Senhor:
Ao encontrar sobre minha mesa de trabalho o maior envelope que meus
olhos já viram, não pude controlar a emoção. Imaginei que
conteria uma gravura preciosa, dádiva imerecida, chegada sem
qualquer aviso, para maior pasmo e delícia do obsequiado. Presente
régio, talvez, de Fayga Ostrower ou de Marcelo Grassmann, mestres
nacionais do gênero? Ou quem sabe não seria presente, mas a
derradeira das gravuras eróticas de Picasso, mandadas exterminar no
Brasil, e cujo proprietário houvera por bem confiar à guarda deste
amador das artes acima de qualquer suspeita?
Abri,
não era nada disto. Era, como direi? Redução do majestoso edifício
que empreendestes construir num dos últimos vãos disponíveis da
orla marítima do Rio, e do qual me oferecíeis lauta fração.

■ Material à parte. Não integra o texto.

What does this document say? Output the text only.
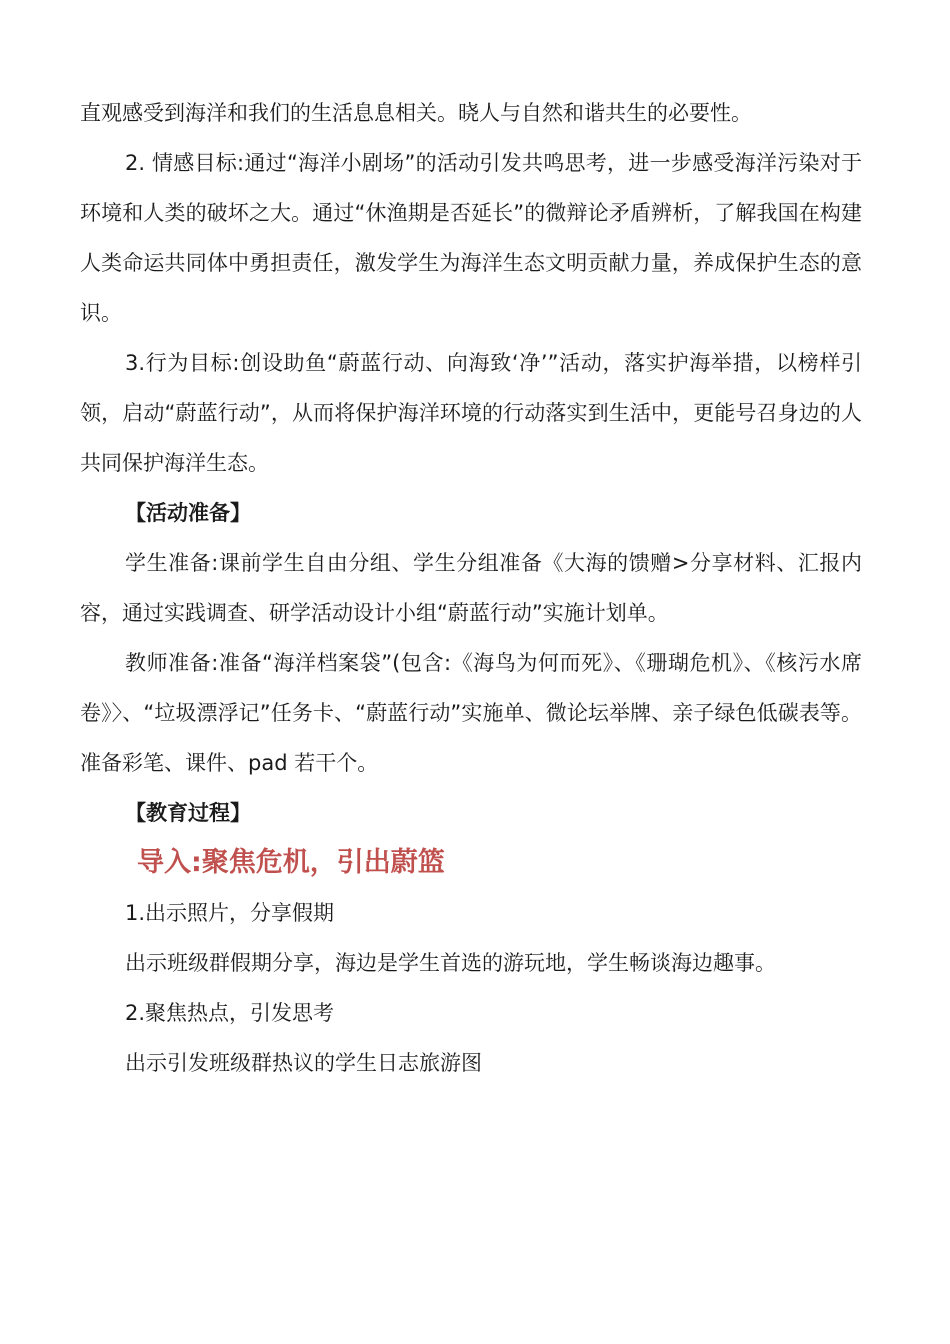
直观感受到海洋和我们的生活息息相关。晓人与自然和谐共生的必要性。

2. 情感目标:通过“海洋小剧场”的活动引发共鸣思考，进一步感受海洋污染对于环境和人类的破坏之大。通过“休渔期是否延长”的微辩论矛盾辨析，了解我国在构建人类命运共同体中勇担责任，激发学生为海洋生态文明贡献力量，养成保护生态的意识。

3.行为目标:创设助鱼“蔚蓝行动、向海致‘净’”活动，落实护海举措，以榜样引领，启动“蔚蓝行动”，从而将保护海洋环境的行动落实到生活中，更能号召身边的人共同保护海洋生态。

【活动准备】

学生准备:课前学生自由分组、学生分组准备《大海的馈赠>分享材料、汇报内容，通过实践调查、研学活动设计小组“蔚蓝行动”实施计划单。

教师准备:准备“海洋档案袋”(包含:《海鸟为何而死》、《珊瑚危机》、《核污水席卷》〉、“垃圾漂浮记”任务卡、“蔚蓝行动”实施单、微论坛举牌、亲子绿色低碳表等。准备彩笔、课件、pad 若干个。

【教育过程】

导入:聚焦危机，引出蔚篮

1.出示照片，分享假期

出示班级群假期分享，海边是学生首选的游玩地，学生畅谈海边趣事。

2.聚焦热点，引发思考

出示引发班级群热议的学生日志旅游图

O
desenho a cores, abrangendo calçadão, árvores, passeios,
passantes; a planta igualmente colorida, com requintes mil; a
descrição anexa, abrangendo virtudes tais como cristal
solar-bronze, integração visual e decorativa, cortina fria
ambiental e outras mumunhas dignas de celebração, deixaram-me
naquele estado d’alma que pode ser rotulado de propriedade feliz.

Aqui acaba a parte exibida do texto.